REPUBLIKA.CO.ID, BENGKULU -- Pemerintah Kota Bengkulu mendeklarasikan peperangan melawan nyamuk (Jumantik) Aedes Aegypti, nyamuk penular penyakit demam berdarah dengue (DBD). Saat ini, Dinas Kesehatan Kota Bengkulu membentuk satuan tugas juru pemantau jentik nyamuk (Jumantik) tersebut.
Kepala Dinas Kesehatan Kota Bengkulu, Herwan Antoni mengatakan, juru pemantau jentik nyamuk dinilai efektif menekan kasus DBD. "Sekarang sedang kita sosialisasikan dan menentukan arena tugas Jumantik apakah satu orang satu RT atau satu kelurahan," kata dia.

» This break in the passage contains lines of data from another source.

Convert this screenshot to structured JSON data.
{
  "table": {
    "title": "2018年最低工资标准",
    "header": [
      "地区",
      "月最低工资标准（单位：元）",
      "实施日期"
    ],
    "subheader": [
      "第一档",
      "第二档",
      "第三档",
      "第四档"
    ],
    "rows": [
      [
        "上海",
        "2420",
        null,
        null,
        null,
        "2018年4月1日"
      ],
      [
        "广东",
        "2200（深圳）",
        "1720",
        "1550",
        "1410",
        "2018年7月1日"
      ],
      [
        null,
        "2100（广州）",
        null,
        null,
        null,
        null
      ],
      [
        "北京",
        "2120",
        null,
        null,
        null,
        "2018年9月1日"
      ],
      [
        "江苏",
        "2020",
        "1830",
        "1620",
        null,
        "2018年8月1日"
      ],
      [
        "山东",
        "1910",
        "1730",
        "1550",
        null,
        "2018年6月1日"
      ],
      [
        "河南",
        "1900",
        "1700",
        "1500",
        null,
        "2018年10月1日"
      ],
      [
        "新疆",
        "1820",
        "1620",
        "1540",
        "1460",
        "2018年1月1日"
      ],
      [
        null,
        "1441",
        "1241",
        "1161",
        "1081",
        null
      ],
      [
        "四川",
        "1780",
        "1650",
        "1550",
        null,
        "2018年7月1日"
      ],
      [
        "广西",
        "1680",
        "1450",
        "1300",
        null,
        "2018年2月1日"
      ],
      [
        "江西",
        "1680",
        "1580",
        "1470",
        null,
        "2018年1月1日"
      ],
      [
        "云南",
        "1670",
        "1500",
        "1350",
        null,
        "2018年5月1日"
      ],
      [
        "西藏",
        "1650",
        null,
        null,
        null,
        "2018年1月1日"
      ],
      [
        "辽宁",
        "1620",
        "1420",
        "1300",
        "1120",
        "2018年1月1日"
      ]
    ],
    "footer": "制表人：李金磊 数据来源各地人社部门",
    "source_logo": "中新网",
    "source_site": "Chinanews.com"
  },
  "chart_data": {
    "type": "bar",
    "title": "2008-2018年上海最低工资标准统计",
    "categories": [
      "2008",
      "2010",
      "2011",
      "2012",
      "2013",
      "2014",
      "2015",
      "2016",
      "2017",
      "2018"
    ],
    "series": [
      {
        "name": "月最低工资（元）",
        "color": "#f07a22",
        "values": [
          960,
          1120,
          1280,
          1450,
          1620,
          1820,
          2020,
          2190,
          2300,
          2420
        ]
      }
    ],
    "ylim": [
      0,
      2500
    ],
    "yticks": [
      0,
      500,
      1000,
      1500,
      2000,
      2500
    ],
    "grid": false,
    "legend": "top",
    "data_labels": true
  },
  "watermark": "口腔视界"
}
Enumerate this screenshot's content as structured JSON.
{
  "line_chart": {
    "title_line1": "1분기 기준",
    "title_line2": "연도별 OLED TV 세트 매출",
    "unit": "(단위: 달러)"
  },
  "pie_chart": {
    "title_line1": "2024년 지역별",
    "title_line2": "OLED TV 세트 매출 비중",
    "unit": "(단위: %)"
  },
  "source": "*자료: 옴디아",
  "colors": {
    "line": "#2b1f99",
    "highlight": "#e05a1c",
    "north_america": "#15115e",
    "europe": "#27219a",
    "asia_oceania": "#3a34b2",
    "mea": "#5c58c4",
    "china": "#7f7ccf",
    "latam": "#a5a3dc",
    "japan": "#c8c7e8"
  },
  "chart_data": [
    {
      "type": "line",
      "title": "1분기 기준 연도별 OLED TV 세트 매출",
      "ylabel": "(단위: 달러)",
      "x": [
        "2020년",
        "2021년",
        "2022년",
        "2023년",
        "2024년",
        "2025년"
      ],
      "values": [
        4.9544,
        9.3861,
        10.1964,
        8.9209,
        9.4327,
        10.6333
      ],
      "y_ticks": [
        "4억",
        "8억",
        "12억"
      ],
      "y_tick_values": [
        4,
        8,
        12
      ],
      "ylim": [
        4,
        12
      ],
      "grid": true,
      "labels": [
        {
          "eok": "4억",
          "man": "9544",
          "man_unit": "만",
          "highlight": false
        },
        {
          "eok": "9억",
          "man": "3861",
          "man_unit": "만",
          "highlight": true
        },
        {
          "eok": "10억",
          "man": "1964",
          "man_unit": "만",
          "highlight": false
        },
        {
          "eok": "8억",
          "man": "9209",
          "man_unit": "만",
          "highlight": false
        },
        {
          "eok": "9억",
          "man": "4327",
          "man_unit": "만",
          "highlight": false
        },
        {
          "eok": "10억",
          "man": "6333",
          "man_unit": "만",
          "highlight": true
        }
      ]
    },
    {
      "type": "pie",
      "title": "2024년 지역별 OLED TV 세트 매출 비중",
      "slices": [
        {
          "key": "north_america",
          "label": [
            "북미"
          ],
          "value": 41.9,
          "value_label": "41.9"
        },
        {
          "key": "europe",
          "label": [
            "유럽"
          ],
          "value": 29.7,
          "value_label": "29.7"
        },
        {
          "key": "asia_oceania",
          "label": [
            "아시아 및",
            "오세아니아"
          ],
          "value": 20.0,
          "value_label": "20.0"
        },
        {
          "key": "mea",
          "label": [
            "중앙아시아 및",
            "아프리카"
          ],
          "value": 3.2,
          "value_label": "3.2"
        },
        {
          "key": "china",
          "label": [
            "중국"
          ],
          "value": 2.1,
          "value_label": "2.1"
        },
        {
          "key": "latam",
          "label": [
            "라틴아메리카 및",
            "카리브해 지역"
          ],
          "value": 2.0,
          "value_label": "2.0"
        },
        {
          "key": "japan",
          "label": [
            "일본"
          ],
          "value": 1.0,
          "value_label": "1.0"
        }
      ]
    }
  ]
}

Sejumlah daerah yang memberlakukan juru pemantau jentik nyamuk ini terbukti berhasil menekan angka kasus DBD yang kian meningkat selama tiga bulan terakhir.
"Jadi sistemnya, jumantik ini akan datang ke rumah warga untuk melihat apakah ada jentik nyamuk atau tidak," katanya.
Jika ditemukan jentik nyamuk, maka akan dikenakan sanksi berupa denda. Di daerah lain telah diterapkan sanksi tersebut, dengan nominal Rp 100 ribu per jentik nyamuk yang ditemukan.
"Dengan begini, kita bisa meningkatkan kesadaran masyarakat agar tidak membiarkan lingkungan menjadi sarang nyamuk," kata dia.
Namun, program jumantik tidak akan bisa berjalan efektif tanpa dukungan berbagai pihak, khususnya DPRD Kota Bengkulu. "Sanksi denda tentu harus ada peraturan daerah yang mengatur. Dan DPRD menyambut baik rencana kita ini," katanya.
Herwan mengatakan, kasus DBD meningkat tajam pada Februari 2016. Terhitung hingga pertengahan Februari 2016, terdapat 169 orang yang positif terkena DBD. "Ini jauh lebih tinggi dari Januari 2016 yang tercatat hanya sekitar 70 kasus. Peningkatan kasus ini sudah mencapai taraf mengkhawatirkan," kata dia.
Herwan mengatakan, harus ada program pengentasan visus yang bisa menyebabkan kematian tersebut. "Pengasapan bukan jaminan tidak ada lagi DBD, yang paling penting adalah bagaimana masyarakat hidup bersih dan sehat," kata dia.